Building a CNN for Satellite Imagery Classification

Building a CNN for Satellite Imagery Classification requires a strict, geospatial-aware pipeline that handles multi-band raster I/O, explicit spatial feature engineering, and consistent coordinate reference systems (CRS) before feeding tensors into a convolutional architecture. Standard computer vision workflows fail on remote sensing data due to spectral variability, atmospheric interference, and geographic leakage during cross-validation. A production-ready workflow consists of five stages: (1) streaming Cloud-Optimized GeoTIFFs (COGs) with memory-efficient tiling, (2) per-scene spectral normalization and index computation, (3) adapting a standard CNN backbone for variable band counts, (4) training with spatially blocked cross-validation to prevent leakage, and (5) deploying inference with automated drift detection and CRS-aware vectorization.

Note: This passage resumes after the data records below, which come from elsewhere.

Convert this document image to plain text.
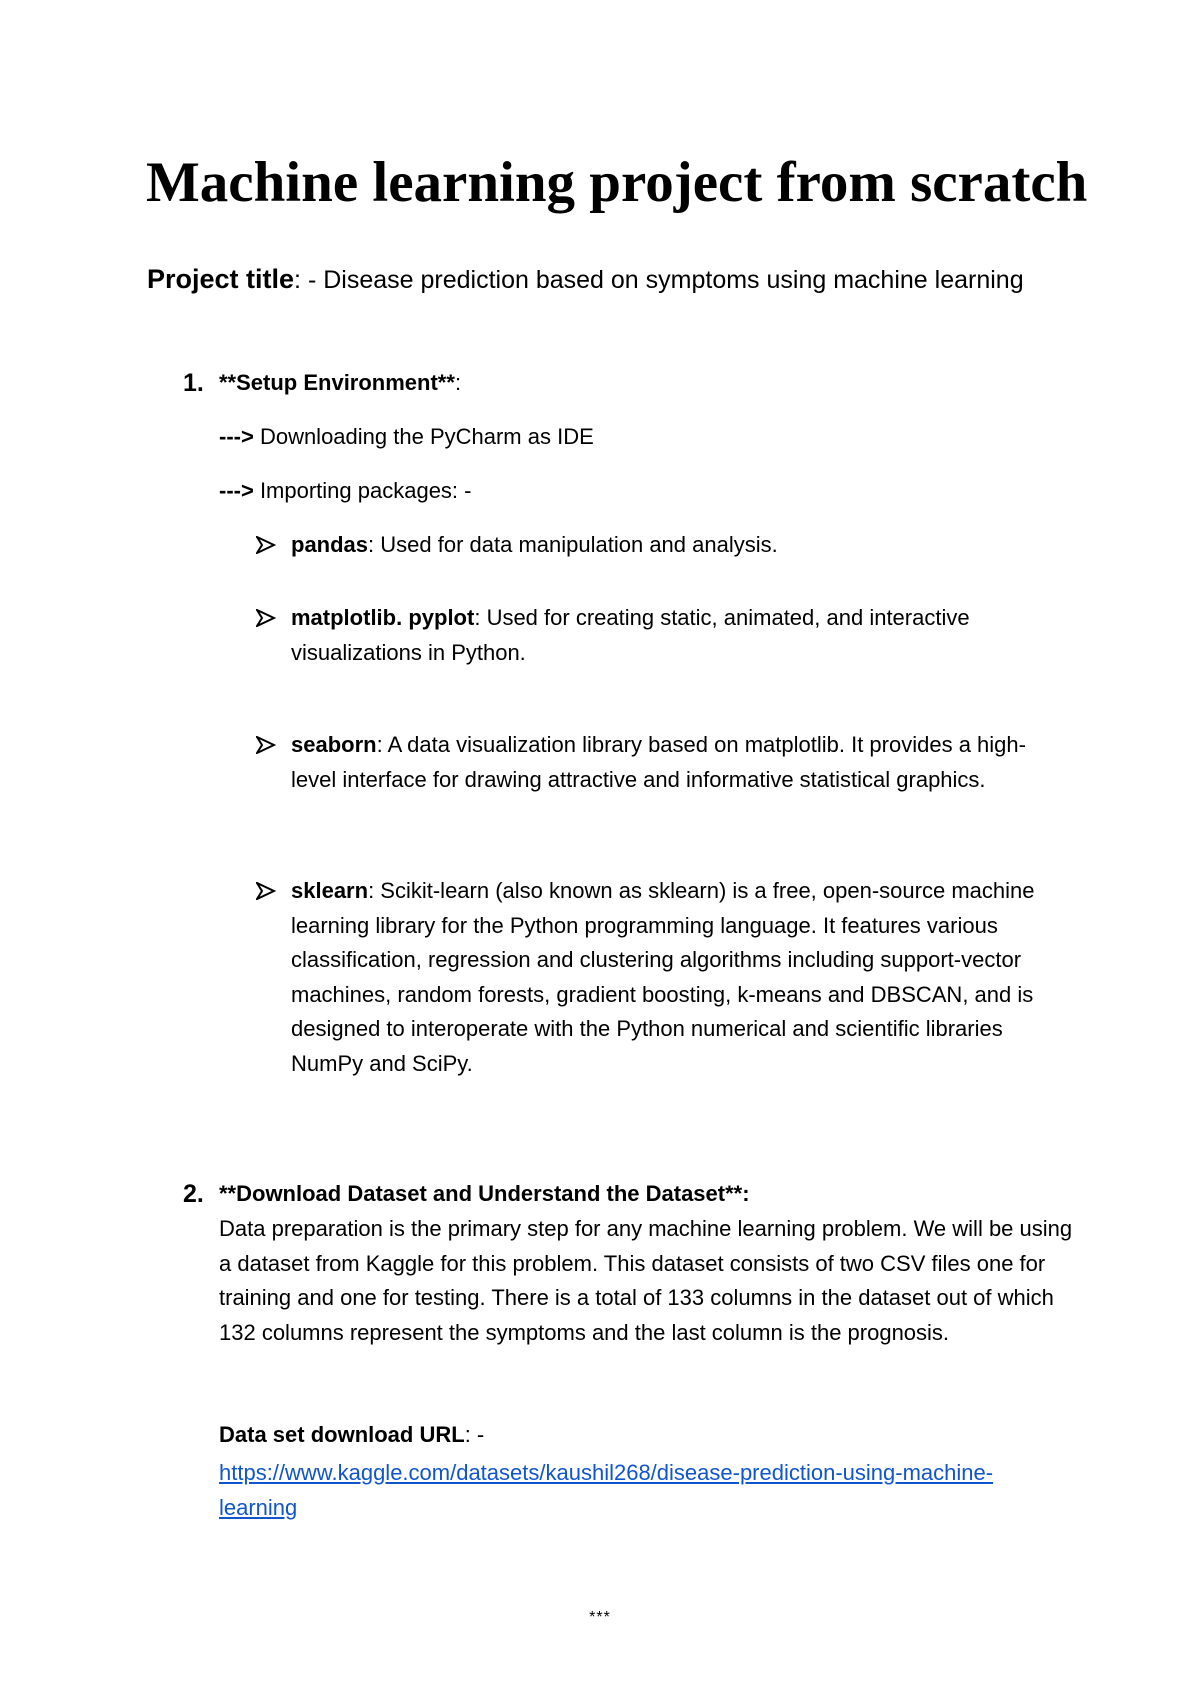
Machine learning project from scratch
Project title: - Disease prediction based on symptoms using machine learning
1. **Setup Environment**:
---> Downloading the PyCharm as IDE
---> Importing packages: -
pandas: Used for data manipulation and analysis.
matplotlib. pyplot: Used for creating static, animated, and interactive visualizations in Python.
seaborn: A data visualization library based on matplotlib. It provides a high-level interface for drawing attractive and informative statistical graphics.
sklearn: Scikit-learn (also known as sklearn) is a free, open-source machine learning library for the Python programming language. It features various classification, regression and clustering algorithms including support-vector machines, random forests, gradient boosting, k-means and DBSCAN, and is designed to interoperate with the Python numerical and scientific libraries NumPy and SciPy.
2. **Download Dataset and Understand the Dataset**:
Data preparation is the primary step for any machine learning problem. We will be using a dataset from Kaggle for this problem. This dataset consists of two CSV files one for training and one for testing. There is a total of 133 columns in the dataset out of which 132 columns represent the symptoms and the last column is the prognosis.
Data set download URL: -
https://www.kaggle.com/datasets/kaushil268/disease-prediction-using-machine-learning
***
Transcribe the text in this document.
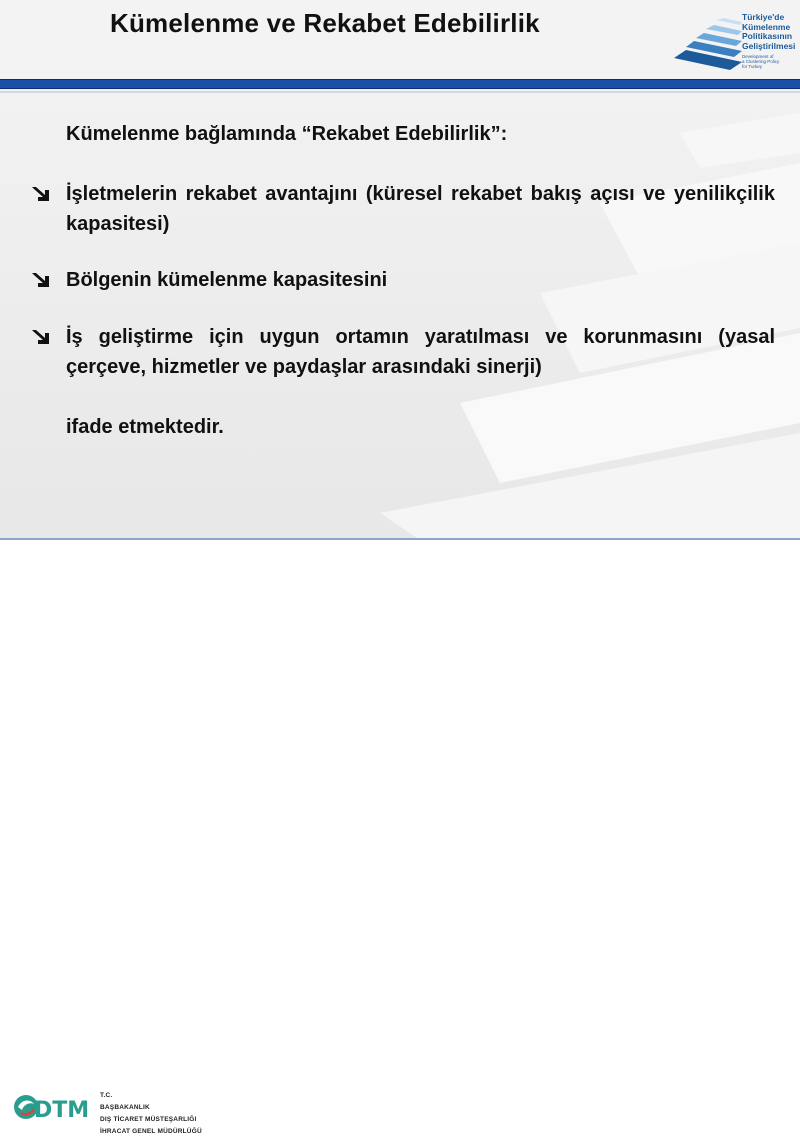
Kümelenme ve Rekabet Edebilirlik	Türkiye'de
Kümelenme
Politikasının
Geliştirilmesi
Development of
a Clustering Policy
for Turkey
Kümelenme bağlamında “Rekabet Edebilirlik”:
İşletmelerin rekabet avantajını (küresel rekabet bakış açısı ve yenilikçilik kapasitesi)
Bölgenin kümelenme kapasitesini
İş geliştirme için uygun ortamın yaratılması ve korunmasını (yasal çerçeve, hizmetler ve paydaşlar arasındaki sinerji)
ifade etmektedir.
DTM
T.C.
BAŞBAKANLIK
DIŞ TİCARET MÜSTEŞARLIĞI
İHRACAT GENEL MÜDÜRLÜĞÜ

1. Geospatial-Aware Raster I/O & CRS Validation

Satellite imagery introduces constraints that standard image loaders ignore. Raw .tif files contain georeferencing metadata, affine transforms, and variable band orders that must survive the training-to-inference transition. Always validate projection alignment before model ingestion; mismatched CRS values cause silent spatial misregistration during inference. Use rasterio for deterministic, windowed reads that stream COGs directly from cloud storage without full-file downloads. The rasterio documentation provides authoritative guidance on windowed I/O, profile management, and CRS handling. When reading patches, preserve the affine transform and CRS in metadata dictionaries so downstream vector alignment or map tiling remains accurate.

2. Spatial Feature Engineering & Normalization

Convolutional networks assume stationary pixel distributions, but satellite sensors capture top-of-atmosphere (TOA) or surface reflectance values that shift with season, latitude, and sensor calibration. Normalize each scene independently using per-band percentiles (e.g., 2nd–98th) or scene-level mean/variance to stabilize gradients. Compute derived indices like NDVI, NDWI, or NDBI as additional input channels; these explicit spatial features accelerate convergence and improve class separability for land-cover tasks.

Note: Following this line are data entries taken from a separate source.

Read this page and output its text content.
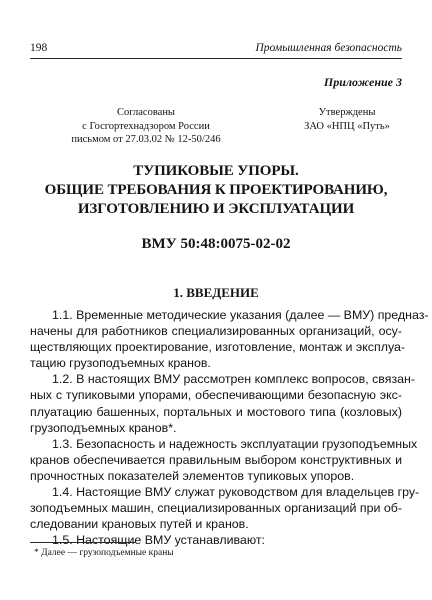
198	Промышленная безопасность
Приложение 3
Согласованы
с Госгортехнадзором России
письмом от 27.03.02 № 12-50/246
Утверждены
ЗАО «НПЦ «Путь»
ТУПИКОВЫЕ УПОРЫ.
ОБЩИЕ ТРЕБОВАНИЯ К ПРОЕКТИРОВАНИЮ,
ИЗГОТОВЛЕНИЮ И ЭКСПЛУАТАЦИИ
ВМУ 50:48:0075-02-02
1. ВВЕДЕНИЕ
1.1. Временные методические указания (далее — ВМУ) предназ-
начены для работников специализированных организаций, осу-
ществляющих проектирование, изготовление, монтаж и эксплуа-
тацию грузоподъемных кранов.
1.2. В настоящих ВМУ рассмотрен комплекс вопросов, связан-
ных с тупиковыми упорами, обеспечивающими безопасную экс-
плуатацию башенных, портальных и мостового типа (козловых)
грузоподъемных кранов*.
1.3. Безопасность и надежность эксплуатации грузоподъемных
кранов обеспечивается правильным выбором конструктивных и
прочностных показателей элементов тупиковых упоров.
1.4. Настоящие ВМУ служат руководством для владельцев гру-
зоподъемных машин, специализированных организаций при об-
следовании крановых путей и кранов.
1.5. Настоящие ВМУ устанавливают:
* Далее — грузоподъемные краны
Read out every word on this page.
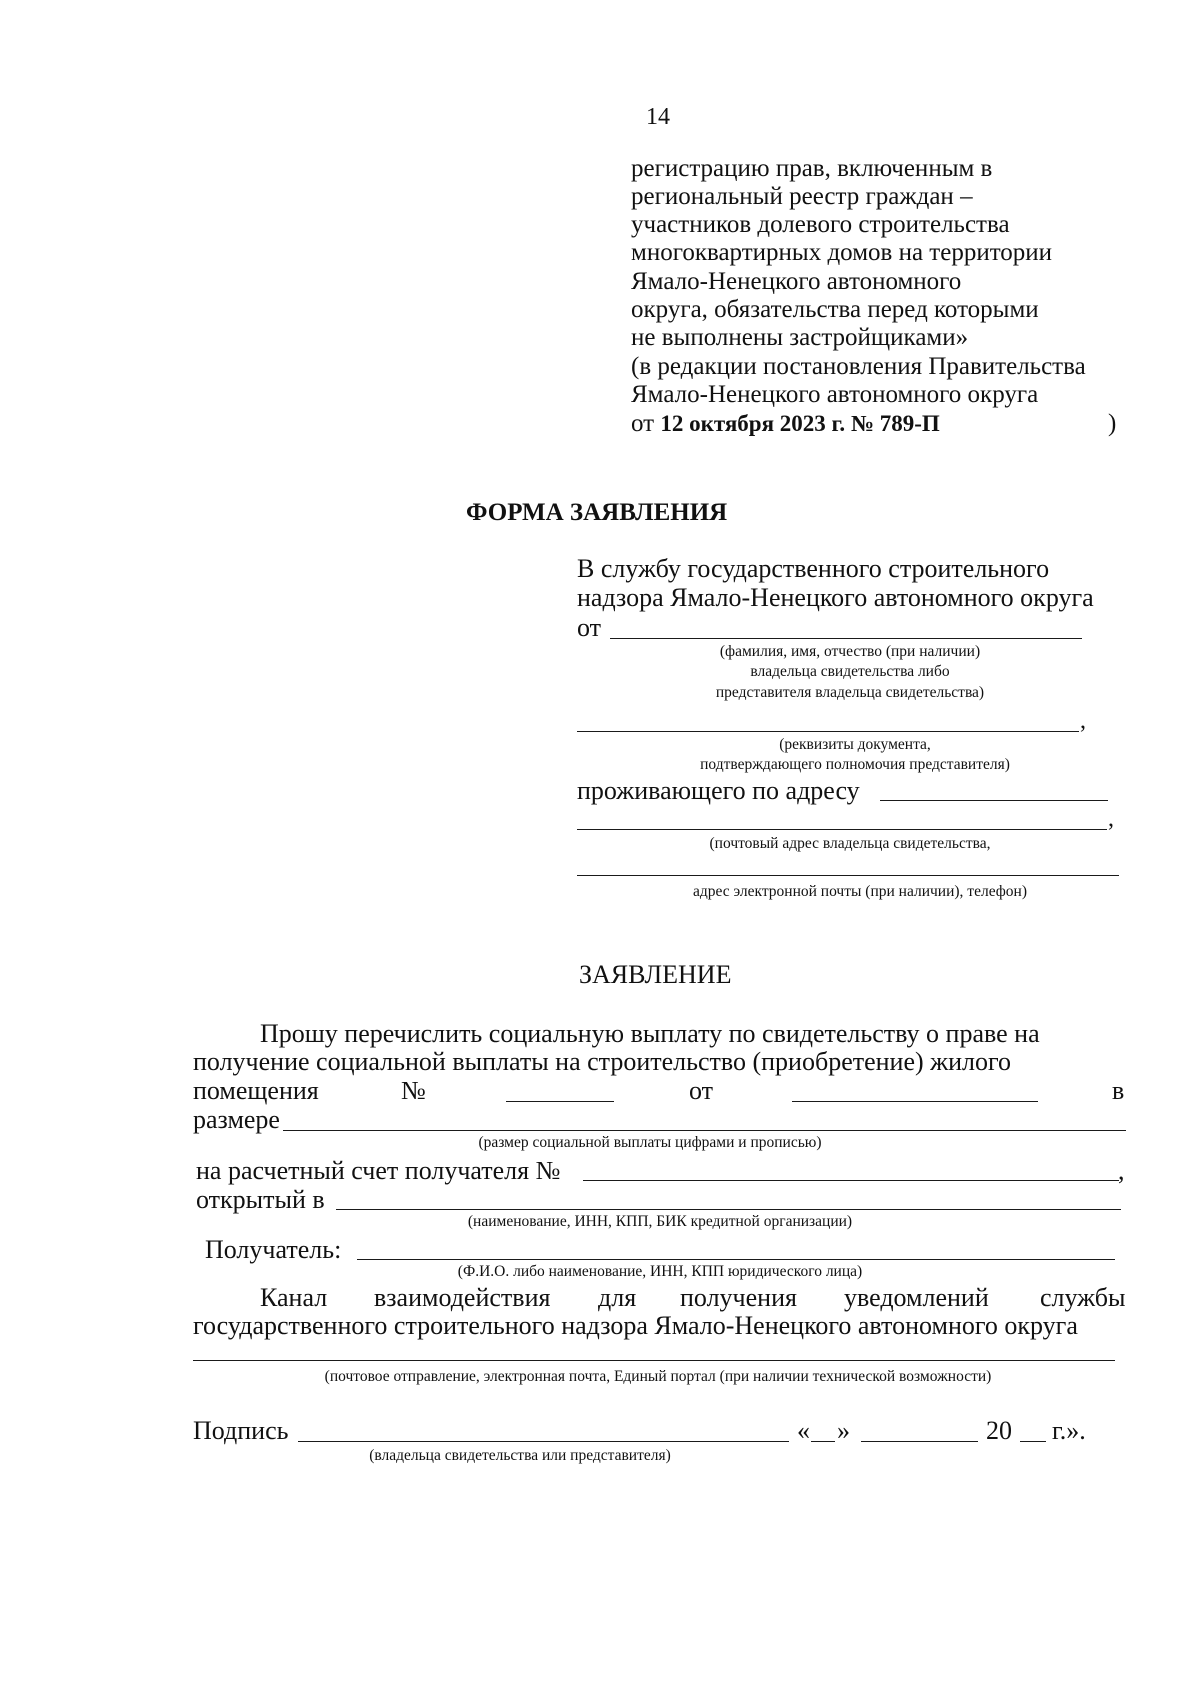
14
регистрацию прав, включенным в
региональный реестр граждан –
участников долевого строительства
многоквартирных домов на территории
Ямало-Ненецкого автономного
округа, обязательства перед которыми
не выполнены застройщиками»
(в редакции постановления Правительства
Ямало-Ненецкого автономного округа
от 12 октября 2023 г. № 789-П	)
ФОРМА ЗАЯВЛЕНИЯ
В службу государственного строительного
надзора Ямало-Ненецкого автономного округа
от
(фамилия, имя, отчество (при наличии)
владельца свидетельства либо
представителя владельца свидетельства)
,
(реквизиты документа,
подтверждающего полномочия представителя)
проживающего по адресу
,
(почтовый адрес владельца свидетельства,
адрес электронной почты (при наличии), телефон)
ЗАЯВЛЕНИЕ
Прошу перечислить социальную выплату по свидетельству о праве на
получение социальной выплаты на строительство (приобретение) жилого
помещения	№	от	в
размере
(размер социальной выплаты цифрами и прописью)
на расчетный счет получателя №	,
открытый в
(наименование, ИНН, КПП, БИК кредитной организации)
Получатель:
(Ф.И.О. либо наименование, ИНН, КПП юридического лица)
Канал взаимодействия для получения уведомлений службы
государственного строительного надзора Ямало-Ненецкого автономного округа
(почтовое отправление, электронная почта, Единый портал (при наличии технической возможности)
Подпись	« »	20 г.».
(владельца свидетельства или представителя)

When spatial relationships extend beyond local receptive fields, CNNs may struggle with regional connectivity or topological constraints. In such cases, integrating methodologies from Training Geospatial Predictive Models in Python ensures your pipeline accounts for spatial autocorrelation and scale-dependent feature interactions. For adjacency-aware modeling where land-cover transitions depend on watershed boundaries or road networks rather than local texture, Graph Neural Networks for Spatial Data offer a complementary architecture that explicitly models spatial graphs alongside raster features.

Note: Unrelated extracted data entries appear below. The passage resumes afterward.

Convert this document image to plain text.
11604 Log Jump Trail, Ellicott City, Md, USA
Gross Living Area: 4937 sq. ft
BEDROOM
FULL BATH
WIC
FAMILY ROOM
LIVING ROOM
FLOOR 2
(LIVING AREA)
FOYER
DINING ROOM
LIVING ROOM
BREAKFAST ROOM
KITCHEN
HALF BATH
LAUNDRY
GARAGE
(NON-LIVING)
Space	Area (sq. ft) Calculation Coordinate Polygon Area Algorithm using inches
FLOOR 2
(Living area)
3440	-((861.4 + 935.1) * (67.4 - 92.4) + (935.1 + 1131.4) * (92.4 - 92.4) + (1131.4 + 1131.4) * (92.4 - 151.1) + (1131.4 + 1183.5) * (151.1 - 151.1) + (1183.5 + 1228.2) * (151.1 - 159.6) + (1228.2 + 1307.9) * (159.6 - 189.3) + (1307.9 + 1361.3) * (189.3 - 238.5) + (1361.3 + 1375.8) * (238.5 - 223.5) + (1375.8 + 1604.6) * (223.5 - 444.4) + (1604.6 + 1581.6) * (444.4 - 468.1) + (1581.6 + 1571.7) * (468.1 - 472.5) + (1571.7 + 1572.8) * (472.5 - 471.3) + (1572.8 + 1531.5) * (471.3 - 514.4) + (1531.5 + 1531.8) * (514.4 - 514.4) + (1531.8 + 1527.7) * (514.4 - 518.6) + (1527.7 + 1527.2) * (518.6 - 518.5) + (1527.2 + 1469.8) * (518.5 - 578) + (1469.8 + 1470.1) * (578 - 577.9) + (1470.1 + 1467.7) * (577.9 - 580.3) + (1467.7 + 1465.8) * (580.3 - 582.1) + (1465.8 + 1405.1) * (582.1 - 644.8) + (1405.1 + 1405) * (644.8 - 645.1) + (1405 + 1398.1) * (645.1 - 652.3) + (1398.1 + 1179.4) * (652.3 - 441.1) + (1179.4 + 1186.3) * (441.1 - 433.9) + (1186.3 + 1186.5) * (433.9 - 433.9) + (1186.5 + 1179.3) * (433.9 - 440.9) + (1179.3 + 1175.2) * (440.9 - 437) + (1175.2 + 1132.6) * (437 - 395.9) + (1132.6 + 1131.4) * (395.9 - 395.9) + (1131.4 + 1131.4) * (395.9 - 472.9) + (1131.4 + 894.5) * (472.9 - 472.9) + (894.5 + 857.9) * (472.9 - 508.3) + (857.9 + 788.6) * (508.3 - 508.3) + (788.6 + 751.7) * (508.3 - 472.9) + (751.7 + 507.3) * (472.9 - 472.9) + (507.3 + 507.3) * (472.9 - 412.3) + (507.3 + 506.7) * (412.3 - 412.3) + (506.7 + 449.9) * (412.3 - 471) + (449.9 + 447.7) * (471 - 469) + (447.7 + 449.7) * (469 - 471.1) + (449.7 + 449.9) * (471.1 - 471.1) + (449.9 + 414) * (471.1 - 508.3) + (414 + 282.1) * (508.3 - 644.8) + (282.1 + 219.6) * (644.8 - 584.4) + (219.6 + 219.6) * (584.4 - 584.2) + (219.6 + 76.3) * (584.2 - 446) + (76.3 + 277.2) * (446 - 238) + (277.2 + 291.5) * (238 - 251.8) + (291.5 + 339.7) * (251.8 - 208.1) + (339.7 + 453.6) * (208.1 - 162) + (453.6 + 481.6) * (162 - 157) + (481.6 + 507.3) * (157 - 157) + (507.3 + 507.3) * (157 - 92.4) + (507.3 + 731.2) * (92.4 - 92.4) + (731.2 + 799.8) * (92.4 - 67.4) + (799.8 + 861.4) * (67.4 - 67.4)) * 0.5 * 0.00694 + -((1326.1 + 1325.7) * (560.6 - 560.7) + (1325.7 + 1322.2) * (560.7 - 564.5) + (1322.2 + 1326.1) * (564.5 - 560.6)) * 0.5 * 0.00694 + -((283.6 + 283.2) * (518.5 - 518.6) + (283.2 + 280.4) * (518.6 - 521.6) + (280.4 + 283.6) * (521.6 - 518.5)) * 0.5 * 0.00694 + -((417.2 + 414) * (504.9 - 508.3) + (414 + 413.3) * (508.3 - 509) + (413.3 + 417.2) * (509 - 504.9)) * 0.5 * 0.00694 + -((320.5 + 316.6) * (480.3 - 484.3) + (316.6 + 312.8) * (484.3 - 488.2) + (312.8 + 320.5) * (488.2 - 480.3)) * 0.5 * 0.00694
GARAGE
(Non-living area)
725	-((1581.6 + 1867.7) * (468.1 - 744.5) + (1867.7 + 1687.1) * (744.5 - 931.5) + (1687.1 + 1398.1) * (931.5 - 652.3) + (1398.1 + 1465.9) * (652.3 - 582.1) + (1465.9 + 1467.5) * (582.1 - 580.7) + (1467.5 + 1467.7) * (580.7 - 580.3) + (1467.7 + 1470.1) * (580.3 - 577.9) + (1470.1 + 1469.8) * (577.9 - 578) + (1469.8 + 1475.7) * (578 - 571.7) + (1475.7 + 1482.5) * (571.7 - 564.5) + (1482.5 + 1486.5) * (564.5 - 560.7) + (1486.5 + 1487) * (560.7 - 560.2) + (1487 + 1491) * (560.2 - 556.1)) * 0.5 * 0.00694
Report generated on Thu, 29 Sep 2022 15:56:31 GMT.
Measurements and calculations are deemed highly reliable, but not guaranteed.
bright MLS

3. CNN Architecture & Spatial Cross-Validation

Standard vision models expect 3-channel RGB inputs. Satellite sensors like Sentinel-2 provide 10–13 spectral bands. Modify the first convolutional layer to accept in_channels=len(bands) and initialize weights by averaging pretrained RGB kernels across the new spectral dimension. Below is a complete, production-ready PyTorch pipeline that handles multi-band COGs, applies per-scene normalization, and enforces spatial leakage prevention.

import os
import numpy as np
import rasterio
import torch
import torch.nn as nn
from torch.utils.data import Dataset, DataLoader
from torchvision.models import resnet18, ResNet18_Weights

class SatelliteDataset(Dataset):
    def __init__(self, img_dir: str, label_map: dict, bands: tuple = (1, 2, 3, 7, 8), patch_size: int = 256):
        self.img_paths = sorted([
            os.path.join(img_dir, f) for f in os.listdir(img_dir) if f.endswith('.tif')
        ])
        self.label_map = label_map  # {filename: class_id}
        self.bands = bands
        self.patch_size = patch_size

    def __len__(self) -> int:
        return len(self.img_paths)

    def __getitem__(self, idx: int):
        path = self.img_paths[idx]
        with rasterio.open(path) as src:
            # Read only selected bands (1-indexed for Sentinel-2)
            data = src.read(self.bands).astype(np.float32)
            # Mask invalid/cloud pixels (0 or NaN)
            data[data == 0] = np.nan
            # Per-scene percentile normalization (2-98)
            low, high = np.nanpercentile(data, [2, 98], axis=(1, 2), keepdims=True)
            data = (data - low) / (high - low + 1e-6)
            data = np.nan_to_num(data, nan=0.0)
            tensor = torch.from_numpy(data)
            # Center crop to patch_size
            if tensor.shape[1] > self.patch_size:
                y = (tensor.shape[1] - self.patch_size) // 2
                x = (tensor.shape[2] - self.patch_size) // 2
                tensor = tensor[:, y:y+self.patch_size, x:x+self.patch_size]
        label = self.label_map.get(os.path.basename(path), 0)
        return tensor, torch.tensor(label, dtype=torch.long)

class MultiBandResNet(nn.Module):
    def __init__(self, in_channels: int, num_classes: int = 10):
        super().__init__()
        self.model = resnet18(weights=ResNet18_Weights.IMAGENET1K_V1)
        old_conv = self.model.conv1
        self.model.conv1 = nn.Conv2d(
            in_channels, old_conv.out_channels,
            kernel_size=old_conv.kernel_size, stride=old_conv.stride,
            padding=old_conv.padding, bias=old_conv.bias is not None
        )
        # Initialize new weights by averaging RGB pretrained kernels
        with torch.no_grad():
            self.model.conv1.weight.copy_(
                old_conv.weight.mean(dim=1, keepdim=True).repeat(1, in_channels, 1, 1)
            )
        self.model.fc = nn.Linear(self.model.fc.in_features, num_classes)

    def forward(self, x: torch.Tensor) -> torch.Tensor:
        return self.model(x)

# Training loop setup
# dataset = SatelliteDataset("data/tiles/", {"scene1.tif": 0, "scene2.tif": 1})
# loader = DataLoader(dataset, batch_size=16, shuffle=True, num_workers=4, pin_memory=True)

To prevent geographic leakage, never use random train/test splits. Group samples by spatial tiles, administrative boundaries, or acquisition dates and apply blocked cross-validation. The PyTorch documentation outlines best practices for custom Sampler implementations that enforce geographic isolation during hyperparameter tuning.

4. MLOps, Inference & Automated Drift Detection

Deployment requires preserving the exact preprocessing logic used during training. Wrap normalization, band selection, and CRS validation in a reproducible inference container. Track input distributions using statistical drift metrics (e.g., Jensen-Shannon divergence on per-band histograms or Earth Mover’s Distance on NDVI distributions) and trigger retraining when sensor calibration shifts or seasonal cycles alter reflectance baselines. Automate batch inference with message queues and attach CRS metadata to output predictions so downstream GIS tools can directly consume vectorized results without reprojection. Implement automated rollback hooks that revert to the previous model version if drift thresholds exceed predefined confidence intervals, ensuring continuous reliability in production environments.

Summary

Building a CNN for Satellite Imagery Classification succeeds only when geospatial constraints are treated as first-class pipeline components. By enforcing CRS consistency, applying per-scene spectral normalization, adapting backbone architectures for multi-band inputs, and blocking spatial leakage during validation, you create a robust foundation for production-grade remote sensing models.